Have your Say on the proposed Local Government Mergers

Public Consultation 6 May 2015 7PM, Henley Community Centre

In recent weeks, there has been a great deal of media coverage about the NSW Government’s Fit for the Future proposal which recommends widespread local government amalgamations between neighbouring Councils across metropolitan Sydney. If fully implemented, this would result in 41 Councils being reduced to 15.

The NSW Government is proposing a merger of Hunter’s Hill Council with the eastern two-thirds of Ryde, and all of Lane Cove, Mosman, North Sydney and Willoughby Local Government Areas (LGA). Hunter’s Hill Council has repeatedly affirmed its opposition to ‘forced amalgamations’ but would prefer to pursue regional collaboration and a joint service delivery organisation.

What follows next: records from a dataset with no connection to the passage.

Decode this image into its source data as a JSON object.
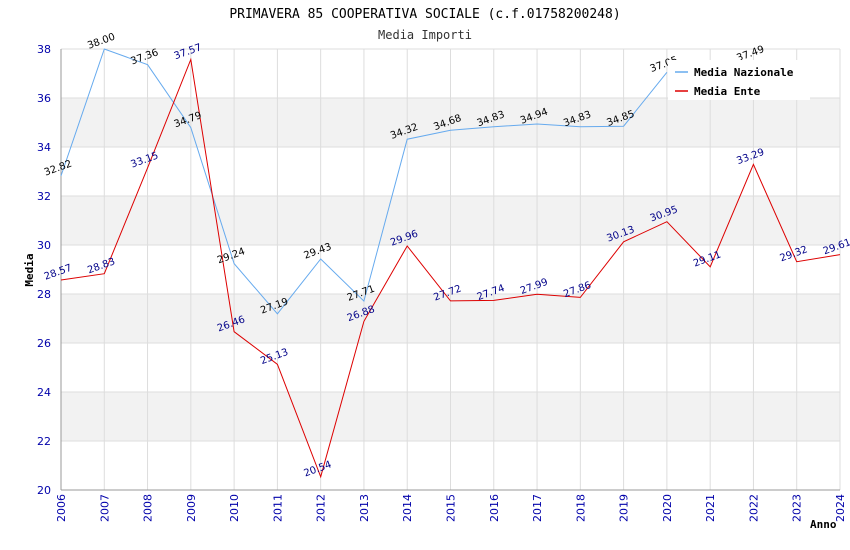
{
  "chart_data": {
    "type": "line",
    "title": "PRIMAVERA 85 COOPERATIVA SOCIALE (c.f.01758200248)",
    "subtitle": "Media Importi",
    "xlabel": "Anno",
    "ylabel": "Media",
    "ylim": [
      20,
      38
    ],
    "yticks": [
      "20",
      "22",
      "24",
      "26",
      "28",
      "30",
      "32",
      "34",
      "36",
      "38"
    ],
    "categories": [
      "2006",
      "2007",
      "2008",
      "2009",
      "2010",
      "2011",
      "2012",
      "2013",
      "2014",
      "2015",
      "2016",
      "2017",
      "2018",
      "2019",
      "2020",
      "2021",
      "2022",
      "2023",
      "2024"
    ],
    "legend_position": "top-right",
    "series": [
      {
        "name": "Media Nazionale",
        "color": "#66aaee",
        "label_color": "#000000",
        "values": [
          32.82,
          38.0,
          37.36,
          34.79,
          29.24,
          27.19,
          29.43,
          27.71,
          34.32,
          34.68,
          34.83,
          34.94,
          34.83,
          34.85,
          37.05,
          null,
          null,
          null,
          null
        ],
        "labels": [
          "32.82",
          "38.00",
          "37.36",
          "34.79",
          "29.24",
          "27.19",
          "29.43",
          "27.71",
          "34.32",
          "34.68",
          "34.83",
          "34.94",
          "34.83",
          "34.85",
          "37.05",
          null,
          null,
          null,
          null
        ]
      },
      {
        "name": "Media Ente",
        "color": "#dd0000",
        "label_color": "#000088",
        "values": [
          28.57,
          28.83,
          33.15,
          37.57,
          26.46,
          25.13,
          20.54,
          26.88,
          29.96,
          27.72,
          27.74,
          27.99,
          27.86,
          30.13,
          30.95,
          29.11,
          33.29,
          29.32,
          29.61
        ],
        "labels": [
          "28.57",
          "28.83",
          "33.15",
          "37.57",
          "26.46",
          "25.13",
          "20.54",
          "26.88",
          "29.96",
          "27.72",
          "27.74",
          "27.99",
          "27.86",
          "30.13",
          "30.95",
          "29.11",
          "33.29",
          "29.32",
          "29.61"
        ]
      }
    ],
    "extra_labels": [
      {
        "text": "37.49",
        "category": "2022",
        "value": 37.49,
        "color": "#000000"
      }
    ]
  }
}
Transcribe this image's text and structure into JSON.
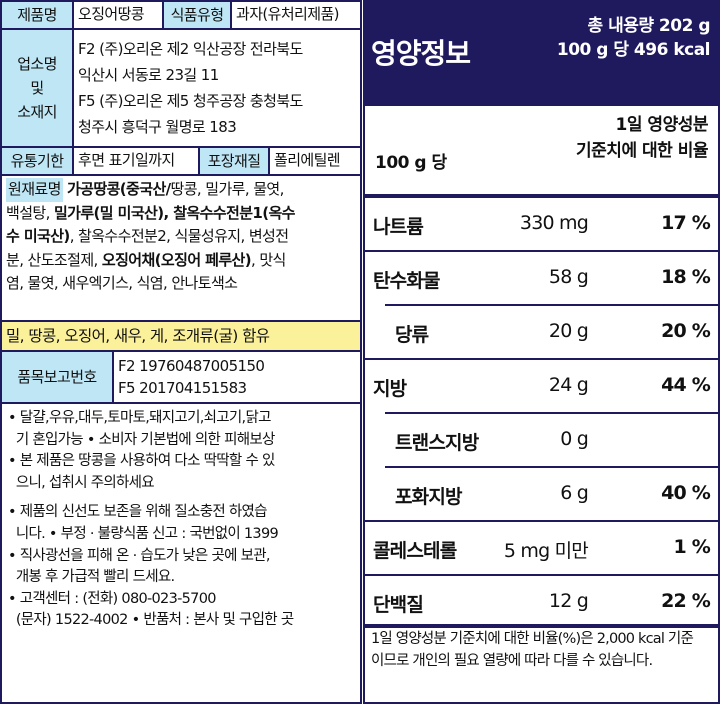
{
  "left": {
    "product_name_label": "제품명",
    "product_name": "오징어땅콩",
    "food_type_label": "식품유형",
    "food_type": "과자(유처리제품)",
    "maker_label_1": "업소명",
    "maker_label_2": "및",
    "maker_label_3": "소재지",
    "maker_lines": [
      "F2 (주)오리온 제2 익산공장 전라북도",
      "익산시 서동로 23길 11",
      "F5 (주)오리온 제5 청주공장 충청북도",
      "청주시 흥덕구 월명로 183"
    ],
    "expiry_label": "유통기한",
    "expiry": "후면 표기일까지",
    "packaging_label": "포장재질",
    "packaging": "폴리에틸렌",
    "ingredients_label": "원재료명",
    "ingredients": {
      "line1_bold": "가공땅콩(중국산/",
      "line1_rest": "땅콩, 밀가루, 물엿,",
      "line2_a": "백설탕, ",
      "line2_bold": "밀가루(밀 미국산), 찰옥수수전분1(옥수",
      "line3_bold": "수 미국산)",
      "line3_rest": ", 찰옥수수전분2, 식물성유지, 변성전",
      "line4_a": "분, 산도조절제, ",
      "line4_bold": "오징어채(오징어 페루산)",
      "line4_rest": ", 맛식",
      "line5": "염, 물엿, 새우엑기스, 식염, 안나토색소"
    },
    "allergen": "밀, 땅콩, 오징어, 새우, 게, 조개류(굴) 함유",
    "report_label": "품목보고번호",
    "report_numbers": [
      "F2 19760487005150",
      "F5 201704151583"
    ],
    "notices": [
      "• 달걀,우유,대두,토마토,돼지고기,쇠고기,닭고",
      "  기 혼입가능 • 소비자 기본법에 의한 피해보상",
      "• 본 제품은 땅콩을 사용하여 다소 딱딱할 수 있",
      "  으니, 섭취시 주의하세요",
      "• 제품의 신선도 보존을 위해 질소충전 하였습",
      "  니다. • 부정 · 불량식품 신고 : 국번없이 1399",
      "• 직사광선을 피해 온 · 습도가 낮은 곳에 보관,",
      "  개봉 후 가급적 빨리 드세요.",
      "• 고객센터 : (전화) 080-023-5700",
      "  (문자) 1522-4002 • 반품처 : 본사 및 구입한 곳"
    ]
  },
  "nutrition": {
    "title": "영양정보",
    "total": "총 내용량 202 g",
    "per_total": "100 g 당 496 kcal",
    "per_label": "100 g 당",
    "dv_header_1": "1일 영양성분",
    "dv_header_2": "기준치에 대한 비율",
    "rows": [
      {
        "name": "나트륨",
        "amount": "330 mg",
        "percent": "17 %"
      },
      {
        "name": "탄수화물",
        "amount": "58 g",
        "percent": "18 %"
      },
      {
        "name": "당류",
        "amount": "20 g",
        "percent": "20 %"
      },
      {
        "name": "지방",
        "amount": "24 g",
        "percent": "44 %"
      },
      {
        "name": "트랜스지방",
        "amount": "0 g",
        "percent": ""
      },
      {
        "name": "포화지방",
        "amount": "6 g",
        "percent": "40 %"
      },
      {
        "name": "콜레스테롤",
        "amount": "5 mg 미만",
        "percent": "1 %"
      },
      {
        "name": "단백질",
        "amount": "12 g",
        "percent": "22 %"
      }
    ],
    "footnote_line1": "1일 영양성분 기준치에 대한 비율(%)은 2,000 kcal 기준",
    "footnote_line2": "이므로 개인의 필요 열량에 따라 다를 수 있습니다.",
    "colors": {
      "navy": "#1f1a5e",
      "header_blue": "#bfe6f5",
      "allergen_yellow": "#fbf19a"
    }
  }
}
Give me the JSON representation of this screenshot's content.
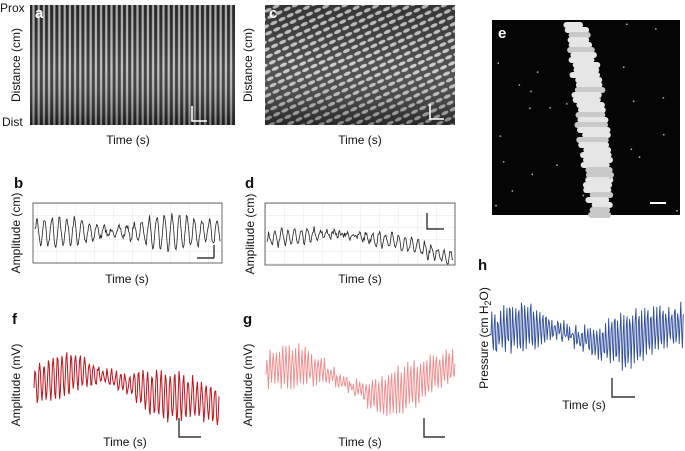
{
  "panels": [
    {
      "label": "a",
      "top": "Prox",
      "bottom": "Dist",
      "ylabel": "Distance (cm)",
      "xlabel": "Time (s)"
    },
    {
      "label": "b",
      "ylabel": "Amplitude (cm)",
      "xlabel": "Time (s)"
    },
    {
      "label": "c",
      "ylabel": "Distance (cm)",
      "xlabel": "Time (s)"
    },
    {
      "label": "d",
      "ylabel": "Amplitude (cm)",
      "xlabel": "Time (s)"
    },
    {
      "label": "e"
    },
    {
      "label": "f",
      "ylabel": "Amplitude (mV)",
      "xlabel": "Time (s)"
    },
    {
      "label": "g",
      "ylabel": "Amplitude (mV)",
      "xlabel": "Time (s)"
    },
    {
      "label": "h",
      "ylabel_parts": [
        "Pressure (cm H",
        "2",
        "O)"
      ],
      "xlabel": "Time (s)"
    }
  ]
}
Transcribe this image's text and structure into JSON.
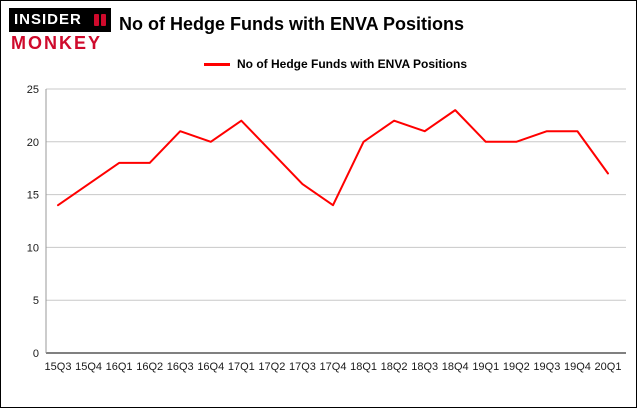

We recognise that the success of the approach depends on the extent to which individual Councils choose to voluntarily merge or enter into arrangements with their neighbouring Councils.

By 30 June this year, Council must submit a Fit for the Future response and business case to be reviewed by an independent panel. The business case must show how we can meet a series of criteria including: Scale & Capacity (with the approximate scale being 200,000-250,000 residents per LGA), Financial Sustainability, Infrastructure Management and Efficiency.
There are some key issues that Hunter’s Hill Council will be campaigning for, such as retaining local representation, heritage and a sense of community. A public campaign on the issue (‘Keep Councils Local’) has been launched by Hunter’s Hill, Ryde, Lane Cove and Mosman Councils.

We don’t want our residents to lose their voice in local government. The proposed larger LGA will have a population of over 300,000 represented by a maximum of 15 councillors. If forced amalgamations go ahead, there will be fewer councillors representing larger populations. Our current seven Councillors would be reduced to just one at the most. The very essence of local government, namely its close connection with and responsiveness to its community, would be lost.

There is no empirical evidence to suggest that amalgamations of Councils will create financial savings, however we do want to ensure the principles of a strong financial position, efficient service delivery, a sense of community and a quality built and natural environment.

Over the coming weeks Council will seek to inform and get feedback from our local community about the advantages and disadvantages of all options Council is considering. It is equally important that we consult with our own community to determine the future of local government in our area.

I encourage you to join us at a public consultation session on Wednesday 6 May at Henley Community Centre, Crown Street, Henley commencing at 7pm. You will also be invited to respond to a community survey.